Processing reports on a contravention of the law

The Chemical Inspection Service regularly receives reports from companies, private individuals, consumer organisations and other authorities, etc. on suspected breaches of the law on chemicals. Depending on the contravention, our work can, for example, be an evaluation of a company's documentation for a product, an analysis of a product or a combination of these types of inspection. In some cases, we have to contact authorities in other EU Member States to request the necessary documentation from producers and importers in these countries.

Follow-up on cases

Processing and follow-up of cases instigated by the Chemical Inspection Service. The Chemical Inspection Service may be made aware of a suspected contravention as a result of media or online advertising, when taking samples of products or during an inspection visit. Several cases have arisen in the wake of Chemical Inspection Service campaigns and during mapping by the Environmental Protection Agency of chemical substances in consumer products.

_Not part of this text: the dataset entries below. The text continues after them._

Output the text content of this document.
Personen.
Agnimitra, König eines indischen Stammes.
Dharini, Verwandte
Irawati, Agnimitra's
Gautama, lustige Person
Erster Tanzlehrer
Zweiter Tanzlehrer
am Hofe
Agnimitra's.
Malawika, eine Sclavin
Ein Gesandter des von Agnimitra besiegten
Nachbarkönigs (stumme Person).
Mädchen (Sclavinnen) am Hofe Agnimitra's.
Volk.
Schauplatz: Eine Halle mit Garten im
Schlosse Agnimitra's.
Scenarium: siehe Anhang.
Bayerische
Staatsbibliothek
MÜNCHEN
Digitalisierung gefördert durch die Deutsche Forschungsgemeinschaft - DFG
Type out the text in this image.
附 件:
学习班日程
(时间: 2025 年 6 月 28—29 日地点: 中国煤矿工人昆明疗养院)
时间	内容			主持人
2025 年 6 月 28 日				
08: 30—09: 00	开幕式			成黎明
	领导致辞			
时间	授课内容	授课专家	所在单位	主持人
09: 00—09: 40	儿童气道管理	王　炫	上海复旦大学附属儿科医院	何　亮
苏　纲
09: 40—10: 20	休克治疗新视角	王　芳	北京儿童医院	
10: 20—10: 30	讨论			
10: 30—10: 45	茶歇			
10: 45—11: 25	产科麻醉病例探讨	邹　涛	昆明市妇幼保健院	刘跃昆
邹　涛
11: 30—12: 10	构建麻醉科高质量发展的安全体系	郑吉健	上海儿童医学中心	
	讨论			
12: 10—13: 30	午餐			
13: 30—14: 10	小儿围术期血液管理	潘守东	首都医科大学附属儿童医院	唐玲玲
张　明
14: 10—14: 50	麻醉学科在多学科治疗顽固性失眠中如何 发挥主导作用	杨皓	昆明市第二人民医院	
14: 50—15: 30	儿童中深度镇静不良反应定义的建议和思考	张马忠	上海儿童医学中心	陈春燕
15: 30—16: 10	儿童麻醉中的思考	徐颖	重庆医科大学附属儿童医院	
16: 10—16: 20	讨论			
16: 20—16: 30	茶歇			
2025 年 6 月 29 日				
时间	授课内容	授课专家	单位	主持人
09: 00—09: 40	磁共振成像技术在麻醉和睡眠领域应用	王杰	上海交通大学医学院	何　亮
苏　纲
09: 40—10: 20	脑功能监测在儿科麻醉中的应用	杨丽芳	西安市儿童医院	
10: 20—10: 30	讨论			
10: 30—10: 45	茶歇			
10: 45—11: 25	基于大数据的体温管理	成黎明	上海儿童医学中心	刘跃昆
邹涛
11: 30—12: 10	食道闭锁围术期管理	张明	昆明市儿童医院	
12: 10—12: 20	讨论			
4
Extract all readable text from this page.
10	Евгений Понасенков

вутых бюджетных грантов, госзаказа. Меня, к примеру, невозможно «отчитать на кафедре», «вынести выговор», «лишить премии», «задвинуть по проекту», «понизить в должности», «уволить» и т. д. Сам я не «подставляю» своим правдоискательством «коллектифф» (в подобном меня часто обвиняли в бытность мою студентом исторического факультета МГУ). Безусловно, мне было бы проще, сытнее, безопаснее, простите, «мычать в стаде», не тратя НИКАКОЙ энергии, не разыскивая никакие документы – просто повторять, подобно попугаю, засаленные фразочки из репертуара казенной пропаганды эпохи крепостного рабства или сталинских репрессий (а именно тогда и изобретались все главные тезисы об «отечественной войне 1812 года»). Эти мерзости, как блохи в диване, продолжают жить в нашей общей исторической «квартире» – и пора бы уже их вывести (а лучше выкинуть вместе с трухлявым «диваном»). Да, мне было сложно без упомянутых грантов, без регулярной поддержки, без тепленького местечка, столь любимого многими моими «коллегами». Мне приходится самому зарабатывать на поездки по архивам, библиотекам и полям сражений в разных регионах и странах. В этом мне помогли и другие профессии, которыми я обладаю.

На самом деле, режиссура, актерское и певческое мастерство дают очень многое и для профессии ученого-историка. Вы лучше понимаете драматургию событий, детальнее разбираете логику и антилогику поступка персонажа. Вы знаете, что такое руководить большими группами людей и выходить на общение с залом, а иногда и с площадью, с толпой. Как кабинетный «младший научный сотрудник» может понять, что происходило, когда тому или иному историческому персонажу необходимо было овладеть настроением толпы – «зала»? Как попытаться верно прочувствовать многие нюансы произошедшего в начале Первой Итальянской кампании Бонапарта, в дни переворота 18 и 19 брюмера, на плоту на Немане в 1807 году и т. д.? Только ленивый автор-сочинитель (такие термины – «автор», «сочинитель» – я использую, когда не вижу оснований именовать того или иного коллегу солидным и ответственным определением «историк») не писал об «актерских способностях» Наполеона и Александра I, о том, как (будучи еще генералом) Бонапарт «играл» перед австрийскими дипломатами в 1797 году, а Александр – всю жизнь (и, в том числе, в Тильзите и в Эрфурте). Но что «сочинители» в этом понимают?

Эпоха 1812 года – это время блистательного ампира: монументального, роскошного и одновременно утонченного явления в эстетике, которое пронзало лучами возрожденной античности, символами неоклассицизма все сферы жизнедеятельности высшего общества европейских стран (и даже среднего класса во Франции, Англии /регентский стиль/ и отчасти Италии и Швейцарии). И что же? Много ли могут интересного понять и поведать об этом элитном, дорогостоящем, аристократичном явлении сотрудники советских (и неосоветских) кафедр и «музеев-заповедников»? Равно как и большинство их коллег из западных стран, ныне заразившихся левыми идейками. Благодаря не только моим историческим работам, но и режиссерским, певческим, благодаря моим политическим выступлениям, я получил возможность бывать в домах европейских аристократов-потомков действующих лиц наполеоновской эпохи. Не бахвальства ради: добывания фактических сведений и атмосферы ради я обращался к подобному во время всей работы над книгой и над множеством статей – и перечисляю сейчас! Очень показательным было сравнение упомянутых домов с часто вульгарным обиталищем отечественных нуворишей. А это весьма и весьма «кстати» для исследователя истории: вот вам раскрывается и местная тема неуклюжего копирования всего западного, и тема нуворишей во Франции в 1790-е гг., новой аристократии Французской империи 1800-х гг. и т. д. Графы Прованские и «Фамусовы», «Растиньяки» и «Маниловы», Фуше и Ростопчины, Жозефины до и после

Products found to be dangerous in the EU

Processing and follow-up of warnings (notifications) from other EU Member States received from the Commission. The notifications advise on dangerous chemical products and dangerous chemical properties in goods. Read more on processing warnings (notifications) from other EU member states.

Reporting to the EU

Our reports to the EU include reports on the inspection of pesticides, biocidal products, substances that deplete the ozone layer and the scrutiny of areas covered by REACH.